More fundamentally, the same is true for broadcasters. Even greenfield sites wanting to take gigantic leaps of faith often find they have to make small intermediate transitions as new products are being developed. And engineers upgrading existing facilities always need to keep one eye on integration as well as backwards compatibility.
Commencing with the design of the timing plane is often where most engineers start. Our historical legacy of synchronous video and audio requires us to always think about how the timing will work and how it affects transmissions to give viewers the best quality of experience possible.
Even with IP we have to constantly consider timing as we are fundamentally distributing synchronous and time invariant audio and video samples over an asynchronous network.
Although there are many debates emerging about latency specifications, the critical aspect of latency is that it should be fixed and determinate. Variable latency helps nobody.
PTP v1 is nearly 20 years old. Version 2 was issued in 2008 and version 2.1 has just been released, demonstrating it has a great provenance (at least in modern technology timelines). Although PTP could be improved, I’m a great fan of it because it is stable, has a specification that is easily accessible, and is widely used in other industries.
To help migration to IP I think it’s important to separate our concept of time from that of latency and to think of broadcast television as a sequence of events. As I see it, time is an absolute sequential point when an event occurs with predictable measure, but latency is an inherent delay that cannot be avoided, but it can be and should be accurately calculable.
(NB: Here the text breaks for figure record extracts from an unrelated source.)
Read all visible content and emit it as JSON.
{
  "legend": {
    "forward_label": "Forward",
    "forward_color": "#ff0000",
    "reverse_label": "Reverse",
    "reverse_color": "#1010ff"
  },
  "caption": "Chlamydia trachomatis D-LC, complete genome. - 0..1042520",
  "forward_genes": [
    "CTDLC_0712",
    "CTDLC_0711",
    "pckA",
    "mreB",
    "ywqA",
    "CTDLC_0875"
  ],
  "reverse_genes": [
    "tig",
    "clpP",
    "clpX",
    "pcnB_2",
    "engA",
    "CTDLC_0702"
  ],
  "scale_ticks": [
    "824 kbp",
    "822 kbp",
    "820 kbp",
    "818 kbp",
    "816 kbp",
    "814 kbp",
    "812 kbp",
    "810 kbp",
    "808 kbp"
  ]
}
It’s a given that we must use credible time sources as this provides the source of truth for our time events. I’m more than open to considering other time systems but at this moment PTP is an industry standard that meets our required accuracy and has a specification that is easily accessible to anybody in the broadcast community.
In my view, what does have to change is our attitude to latency. If we start treating video and audio as predictable events, then we can accept latency and work with it within a fixed practical tolerance that can be embraced, and not a random variable to be feared.